We may enjoy flowers for their colourful blooms and attractive scent, but the plants have reasons of their own for being so eye-catching.
Pretty clever: How plants attract pollinators
Approximately 80 per cent of all plants are “angiosperms”, which are plants that produce seed for their reproduction via a flower. The remaining 20 per cent are mainly “gymnosperms”, which produce seed via cones, and ferns which reproduce via spores on fronds.
So, what are flowers? Well, they are the reproductive unit of the angiosperms. Usually, they appear from the terminal growth at the top of the plant – on show for us all to admire. But not all flowers are at the top of the plant, some can be pendulous and hanging, some emerging from the main stem or actual bark, on others they can appear at ground level.
Most common flowers have sepals, an outer cover that encloses the petals of an unopened flower. When the flower opens it exposes the parts of the flower inside that need to be pollinated.
These parts are made up from stamens, which are the male parts that bear pollen, and the carpel, which is the female part that contains the stigma that receives pollen and the ovary.

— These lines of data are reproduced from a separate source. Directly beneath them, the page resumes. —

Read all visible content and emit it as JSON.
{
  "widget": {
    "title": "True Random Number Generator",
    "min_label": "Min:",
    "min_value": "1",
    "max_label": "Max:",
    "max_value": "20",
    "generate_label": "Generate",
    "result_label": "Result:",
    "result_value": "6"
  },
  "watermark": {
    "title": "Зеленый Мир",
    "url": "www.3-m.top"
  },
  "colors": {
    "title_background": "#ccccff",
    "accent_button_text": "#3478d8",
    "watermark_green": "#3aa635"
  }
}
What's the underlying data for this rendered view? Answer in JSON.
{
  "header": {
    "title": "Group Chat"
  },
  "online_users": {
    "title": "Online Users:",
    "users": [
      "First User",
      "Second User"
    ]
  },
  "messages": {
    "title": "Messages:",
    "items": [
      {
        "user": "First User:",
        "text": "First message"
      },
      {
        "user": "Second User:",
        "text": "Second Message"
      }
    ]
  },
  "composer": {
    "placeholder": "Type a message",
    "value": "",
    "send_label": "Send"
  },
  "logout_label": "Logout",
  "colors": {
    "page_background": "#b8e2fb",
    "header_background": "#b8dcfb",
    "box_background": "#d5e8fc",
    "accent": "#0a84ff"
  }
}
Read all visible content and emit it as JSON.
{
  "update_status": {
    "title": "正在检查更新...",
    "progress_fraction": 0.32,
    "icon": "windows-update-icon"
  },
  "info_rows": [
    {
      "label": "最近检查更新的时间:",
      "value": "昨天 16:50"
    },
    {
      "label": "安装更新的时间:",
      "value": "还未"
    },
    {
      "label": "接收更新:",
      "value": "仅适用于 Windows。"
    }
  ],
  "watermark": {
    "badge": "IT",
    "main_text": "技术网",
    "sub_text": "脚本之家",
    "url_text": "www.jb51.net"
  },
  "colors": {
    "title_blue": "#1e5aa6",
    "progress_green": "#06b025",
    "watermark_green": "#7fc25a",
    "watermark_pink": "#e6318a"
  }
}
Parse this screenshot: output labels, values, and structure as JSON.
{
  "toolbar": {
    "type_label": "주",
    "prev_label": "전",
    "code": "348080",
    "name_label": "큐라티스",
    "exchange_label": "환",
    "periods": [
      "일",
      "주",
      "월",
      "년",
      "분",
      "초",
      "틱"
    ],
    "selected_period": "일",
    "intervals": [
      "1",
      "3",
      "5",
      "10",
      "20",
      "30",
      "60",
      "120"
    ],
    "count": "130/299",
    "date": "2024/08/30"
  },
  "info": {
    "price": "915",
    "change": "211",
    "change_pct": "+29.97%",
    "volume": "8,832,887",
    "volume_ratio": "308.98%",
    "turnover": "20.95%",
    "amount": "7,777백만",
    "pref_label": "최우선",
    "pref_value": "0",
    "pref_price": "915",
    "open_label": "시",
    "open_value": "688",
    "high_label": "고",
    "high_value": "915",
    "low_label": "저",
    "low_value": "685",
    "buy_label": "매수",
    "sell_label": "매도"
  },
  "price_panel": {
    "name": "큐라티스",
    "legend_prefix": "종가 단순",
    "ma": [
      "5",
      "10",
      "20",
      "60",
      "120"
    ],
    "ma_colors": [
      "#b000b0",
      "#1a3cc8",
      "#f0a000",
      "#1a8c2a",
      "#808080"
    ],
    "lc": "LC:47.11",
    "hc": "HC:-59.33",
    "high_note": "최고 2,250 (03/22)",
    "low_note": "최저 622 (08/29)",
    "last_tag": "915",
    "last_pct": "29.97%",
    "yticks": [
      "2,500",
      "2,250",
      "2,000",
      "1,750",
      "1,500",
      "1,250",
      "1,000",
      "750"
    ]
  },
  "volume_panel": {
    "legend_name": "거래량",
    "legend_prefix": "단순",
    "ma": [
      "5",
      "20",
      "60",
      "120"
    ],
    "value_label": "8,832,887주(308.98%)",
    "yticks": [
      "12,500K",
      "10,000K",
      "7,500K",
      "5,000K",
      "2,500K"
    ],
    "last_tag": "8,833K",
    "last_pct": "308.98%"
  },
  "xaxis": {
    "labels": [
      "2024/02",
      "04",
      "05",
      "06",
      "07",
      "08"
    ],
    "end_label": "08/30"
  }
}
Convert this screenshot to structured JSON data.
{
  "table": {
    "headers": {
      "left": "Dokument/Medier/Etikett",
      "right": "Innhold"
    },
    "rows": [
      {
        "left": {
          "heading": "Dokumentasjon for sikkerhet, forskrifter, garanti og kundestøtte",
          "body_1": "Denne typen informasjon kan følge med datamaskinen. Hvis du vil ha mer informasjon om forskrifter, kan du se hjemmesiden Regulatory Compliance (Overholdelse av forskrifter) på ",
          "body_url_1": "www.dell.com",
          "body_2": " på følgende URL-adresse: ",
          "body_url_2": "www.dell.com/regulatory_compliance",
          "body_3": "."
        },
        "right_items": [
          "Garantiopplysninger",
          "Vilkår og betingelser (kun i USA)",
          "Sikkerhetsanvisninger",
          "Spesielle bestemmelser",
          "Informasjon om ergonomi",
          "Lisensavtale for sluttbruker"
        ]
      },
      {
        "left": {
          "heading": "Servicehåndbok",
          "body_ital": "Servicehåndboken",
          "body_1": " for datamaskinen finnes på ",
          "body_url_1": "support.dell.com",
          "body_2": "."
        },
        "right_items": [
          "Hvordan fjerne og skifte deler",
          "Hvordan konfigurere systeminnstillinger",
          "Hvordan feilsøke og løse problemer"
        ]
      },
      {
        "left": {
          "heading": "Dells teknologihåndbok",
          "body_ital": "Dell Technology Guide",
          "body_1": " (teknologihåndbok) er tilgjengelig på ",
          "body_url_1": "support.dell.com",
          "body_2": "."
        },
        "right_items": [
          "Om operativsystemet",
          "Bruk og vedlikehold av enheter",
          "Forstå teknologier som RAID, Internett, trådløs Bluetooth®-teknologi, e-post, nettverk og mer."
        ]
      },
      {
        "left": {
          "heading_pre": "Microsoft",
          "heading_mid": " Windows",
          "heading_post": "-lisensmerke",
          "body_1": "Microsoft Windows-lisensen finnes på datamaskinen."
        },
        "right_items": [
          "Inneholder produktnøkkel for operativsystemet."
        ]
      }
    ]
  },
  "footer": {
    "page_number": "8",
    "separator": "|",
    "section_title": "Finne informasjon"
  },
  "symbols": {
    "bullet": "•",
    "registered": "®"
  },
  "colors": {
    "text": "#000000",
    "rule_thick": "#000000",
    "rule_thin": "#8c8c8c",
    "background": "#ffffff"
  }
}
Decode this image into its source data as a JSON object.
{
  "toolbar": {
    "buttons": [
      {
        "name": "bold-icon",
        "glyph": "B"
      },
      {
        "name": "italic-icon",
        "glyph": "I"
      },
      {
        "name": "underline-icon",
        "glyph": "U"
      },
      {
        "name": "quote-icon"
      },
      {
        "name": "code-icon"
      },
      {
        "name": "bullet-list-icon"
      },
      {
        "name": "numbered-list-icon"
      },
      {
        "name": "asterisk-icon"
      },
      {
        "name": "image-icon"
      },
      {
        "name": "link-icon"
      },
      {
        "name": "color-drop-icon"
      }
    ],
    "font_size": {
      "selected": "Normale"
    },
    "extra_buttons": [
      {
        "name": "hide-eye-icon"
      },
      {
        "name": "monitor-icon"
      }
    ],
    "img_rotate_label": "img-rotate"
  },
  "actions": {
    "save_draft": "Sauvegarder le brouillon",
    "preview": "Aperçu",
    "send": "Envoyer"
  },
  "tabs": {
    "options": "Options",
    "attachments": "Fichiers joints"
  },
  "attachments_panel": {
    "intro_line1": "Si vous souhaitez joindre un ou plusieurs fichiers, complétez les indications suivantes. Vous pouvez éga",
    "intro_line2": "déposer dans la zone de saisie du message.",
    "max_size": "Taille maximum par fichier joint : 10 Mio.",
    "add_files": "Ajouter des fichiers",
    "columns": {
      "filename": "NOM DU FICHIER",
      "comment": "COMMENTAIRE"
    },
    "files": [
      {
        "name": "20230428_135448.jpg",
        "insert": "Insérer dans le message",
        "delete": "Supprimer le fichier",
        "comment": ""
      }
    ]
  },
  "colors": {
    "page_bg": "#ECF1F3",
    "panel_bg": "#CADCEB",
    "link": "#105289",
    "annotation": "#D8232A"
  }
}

Many types of flowering plants exist, from very short-lived plants to those that live for hundreds of years. The different types of flower are vast from simple, open flowers to the massed flowers held in daisy heads, to the complex designs that orchids have evolved to entice specific pollinators.
Flowers can also be part of complex combinations called inflorescences that take many forms such as panicles, spikes, catkins and corymbs.
So, let’s look deeper into why plants flower; what is the importance of pollination?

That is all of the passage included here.